Analysis of local write algorithm: Before the algorithm starts, the band of columns to be transposed by a processor is quite distributed over the system. In fact, 1/P portion of the column would be in the local cache. Before the transpose starts, a barrier is needed. In the transpose phase, each cache miss of A involves a 2-hop transaction (requester to home's cache and back). Each cache miss to B is a local miss. After the transpose the local band of rows of B is already in the cache of each processor. So they enjoy hits in this phase. So in this algorithm, each processor suffers from local misses before transpose, 2-hop misses and local misses during transpose, and hits after transpose.

Both the algorithms have the same number of misses, but the local write algorithm has more local misses and less remote misses. Both have the same synchronization requirement. Local write algorithm is better and that's what SPLASH-2 FFT implements. Cheers!

5. [5+5] If a compiler reorders accesses according to WO and the underlying processor is SC, what is the consistency model observed by the programmer? What if the compiler produces SC code, but the processor is RC?

Solution: WO compiler and SC hardware: programmer sees WO because an SC processor will execute whatever is presented to it in the intuitive order. But since the instruction stream presented to it is already WO, it cannot do any better.

SC compiler and RC hardware: programmer sees RC.

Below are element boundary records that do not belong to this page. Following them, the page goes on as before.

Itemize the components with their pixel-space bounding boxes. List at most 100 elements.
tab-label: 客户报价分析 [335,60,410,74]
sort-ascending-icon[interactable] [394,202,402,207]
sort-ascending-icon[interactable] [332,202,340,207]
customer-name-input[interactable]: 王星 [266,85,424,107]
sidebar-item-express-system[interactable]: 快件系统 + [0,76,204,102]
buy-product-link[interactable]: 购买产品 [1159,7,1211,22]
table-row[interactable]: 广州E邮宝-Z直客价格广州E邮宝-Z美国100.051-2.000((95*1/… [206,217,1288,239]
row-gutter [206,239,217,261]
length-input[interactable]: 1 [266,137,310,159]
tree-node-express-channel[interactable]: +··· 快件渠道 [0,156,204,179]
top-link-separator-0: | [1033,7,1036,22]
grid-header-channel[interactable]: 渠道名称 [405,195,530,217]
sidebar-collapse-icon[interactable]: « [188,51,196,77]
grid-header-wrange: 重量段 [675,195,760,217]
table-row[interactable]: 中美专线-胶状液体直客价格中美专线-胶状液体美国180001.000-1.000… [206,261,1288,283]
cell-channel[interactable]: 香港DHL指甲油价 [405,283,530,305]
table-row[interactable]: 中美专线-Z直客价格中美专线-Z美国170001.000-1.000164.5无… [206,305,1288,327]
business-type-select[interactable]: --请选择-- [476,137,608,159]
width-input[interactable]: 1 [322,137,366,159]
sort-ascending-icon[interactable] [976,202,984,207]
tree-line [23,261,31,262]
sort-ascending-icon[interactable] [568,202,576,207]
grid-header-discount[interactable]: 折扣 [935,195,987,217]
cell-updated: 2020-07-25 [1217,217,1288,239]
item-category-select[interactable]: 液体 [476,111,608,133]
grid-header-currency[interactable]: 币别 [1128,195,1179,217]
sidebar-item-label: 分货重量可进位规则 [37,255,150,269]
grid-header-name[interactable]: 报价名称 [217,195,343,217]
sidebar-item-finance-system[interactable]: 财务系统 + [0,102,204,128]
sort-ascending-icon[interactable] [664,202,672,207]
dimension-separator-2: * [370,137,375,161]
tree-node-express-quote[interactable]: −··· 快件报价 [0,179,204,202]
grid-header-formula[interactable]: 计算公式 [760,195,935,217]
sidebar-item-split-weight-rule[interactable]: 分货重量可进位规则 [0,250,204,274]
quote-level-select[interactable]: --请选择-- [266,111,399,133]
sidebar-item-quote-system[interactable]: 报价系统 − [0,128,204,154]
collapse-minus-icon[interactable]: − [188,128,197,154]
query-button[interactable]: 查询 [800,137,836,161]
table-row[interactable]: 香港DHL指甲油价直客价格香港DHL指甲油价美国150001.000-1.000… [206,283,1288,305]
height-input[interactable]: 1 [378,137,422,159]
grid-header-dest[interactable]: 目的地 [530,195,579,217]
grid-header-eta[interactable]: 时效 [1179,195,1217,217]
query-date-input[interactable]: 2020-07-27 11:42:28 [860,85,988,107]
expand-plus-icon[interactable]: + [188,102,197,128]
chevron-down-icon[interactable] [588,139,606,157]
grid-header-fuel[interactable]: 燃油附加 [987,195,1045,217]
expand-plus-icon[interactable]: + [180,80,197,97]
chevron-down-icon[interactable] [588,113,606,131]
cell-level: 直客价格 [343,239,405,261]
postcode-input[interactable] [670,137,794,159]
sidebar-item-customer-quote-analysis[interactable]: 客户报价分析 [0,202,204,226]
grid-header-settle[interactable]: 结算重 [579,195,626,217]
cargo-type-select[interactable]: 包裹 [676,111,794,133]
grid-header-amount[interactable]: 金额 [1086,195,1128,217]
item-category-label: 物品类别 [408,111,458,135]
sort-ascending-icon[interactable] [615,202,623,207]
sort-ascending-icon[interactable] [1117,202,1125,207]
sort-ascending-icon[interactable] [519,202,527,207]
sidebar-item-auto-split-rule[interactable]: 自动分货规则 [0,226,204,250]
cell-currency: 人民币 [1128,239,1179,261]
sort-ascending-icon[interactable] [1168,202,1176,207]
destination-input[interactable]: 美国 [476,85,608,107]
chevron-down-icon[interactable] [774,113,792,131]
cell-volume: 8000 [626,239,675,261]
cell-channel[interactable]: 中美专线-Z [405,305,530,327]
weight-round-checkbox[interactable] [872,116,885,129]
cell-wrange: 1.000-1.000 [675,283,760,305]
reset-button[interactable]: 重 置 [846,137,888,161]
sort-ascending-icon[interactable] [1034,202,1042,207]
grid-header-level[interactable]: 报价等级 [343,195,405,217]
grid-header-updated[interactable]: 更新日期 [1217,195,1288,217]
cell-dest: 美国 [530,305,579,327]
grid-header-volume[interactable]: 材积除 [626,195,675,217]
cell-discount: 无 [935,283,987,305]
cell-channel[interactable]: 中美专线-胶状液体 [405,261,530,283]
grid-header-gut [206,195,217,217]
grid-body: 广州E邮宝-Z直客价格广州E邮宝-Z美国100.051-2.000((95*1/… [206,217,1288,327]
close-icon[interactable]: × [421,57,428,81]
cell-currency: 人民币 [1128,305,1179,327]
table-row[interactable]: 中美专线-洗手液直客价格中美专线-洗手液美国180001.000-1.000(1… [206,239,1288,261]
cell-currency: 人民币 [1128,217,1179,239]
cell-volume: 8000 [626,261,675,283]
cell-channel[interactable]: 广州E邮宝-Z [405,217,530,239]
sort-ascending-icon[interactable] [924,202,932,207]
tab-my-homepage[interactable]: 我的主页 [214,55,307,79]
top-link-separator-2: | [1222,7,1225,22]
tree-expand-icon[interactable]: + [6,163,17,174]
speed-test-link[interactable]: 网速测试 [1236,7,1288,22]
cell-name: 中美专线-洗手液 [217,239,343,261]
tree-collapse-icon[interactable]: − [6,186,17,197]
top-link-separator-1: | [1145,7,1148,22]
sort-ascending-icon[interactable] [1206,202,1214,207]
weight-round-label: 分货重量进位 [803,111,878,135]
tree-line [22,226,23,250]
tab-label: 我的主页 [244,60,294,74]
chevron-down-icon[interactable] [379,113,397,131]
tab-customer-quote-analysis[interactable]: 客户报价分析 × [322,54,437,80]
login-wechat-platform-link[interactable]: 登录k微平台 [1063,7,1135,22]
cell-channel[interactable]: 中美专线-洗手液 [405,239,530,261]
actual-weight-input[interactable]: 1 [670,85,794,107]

6. [5+5] Consider the following piece of code running on a faulty microprocessor system which does not preserve any program order other than true data and control dependence order.

LOCK (L1)
load A
store A
UNLOCK (L1)
load B
store B
LOCK (L1)
load C
store C
UNLOCK (L1)

(a) Insert appropriate WMB and MB instructions to enforce SC. Do not over-insert
anything.
(b) Repeat part (a) to enforce RC.

Solution:
(a)
MB
LOCK(L1)
MB
load A
store A
WMB                     // Need to hold the unlock back before the store to A is done
UNLOCK (L1)
MB
load B
store B
MB
LOCK (L1)
MB
load C
store C
WMB                     // Need to hold the unlock back before the store to C is done
UNLOCK (L1)
MB

(b)
LOCK (L1)
MB                         // This MB wouldn't be needed if the processor was not faulty; you lose some RC advantage
load A
store A
WMB
UNLOCK (L1)
load B
store B
LOCK (L1)
MB                         // This MB wouldn't be needed if the processor was not faulty; you lose some RC advantage
load C
store C
WMB
UNLOCK (L1)
 
7. [5+10] Consider implementing a directory-based protocol to keep the private L1 caches of the cores in a chip-multiprocessor (CMP) coherent. Assume that the CMP has a shared L2 cache. The most natural way of doing it is to attach a directory to the tag of each L2 cache block. An L1 cache miss gets forwarded to the L2 cache. The directory entry is looked up in parallel with the L2 cache block. Does this implementation suit an inclusive hierarchy or exclusive hierarchy? Explain. If the cache block sizes of the L1 cache and the L2 cache are different, explain briefly how you will manage the state of the L2 cache block on receiving a writeback from the L1 cache. Do not assume per sector directory entry in this design.

Solution: This is typical design for an inclusive hierarchy. For exclusive hierarchy, you cannot keep a directory entry per L2 cache block. Instead, you must have a separate large directory store holding the directory states of all the blocks in both L2 and L1 caches. If the L1 and L2 block sizes are different, you need to keep a count of dirty L1 sectors with the owner; otherwise you won't be able to turn off the L1M state even after the last dirty sector is written back by the L1 cache. This has no correctness problem, but would involve unnecessary interventions to L1 caches. Fortunately, you don't need any extra bits for doing this for a medium to large scale CMP if the ratio of L2 to L1 block sizes is not too large. Assume a p-core CMP with L2 to L1 block size ratio of k. So you need log(p) bits to store the owner when L1M state is set,
log(k) bits to store the dirty sector count, and p bits to store the sharer vector if the block is only shared. So as long as p >= log(p)+log(k), we can pack the owner and dirty sector count into the sharer vector. This condition corresponds to k <= 2^{p-log(p)} or k <= (2^p)/p. The number on the right-hand side grows very fast with p. For eight cores onward we are in the safe zone.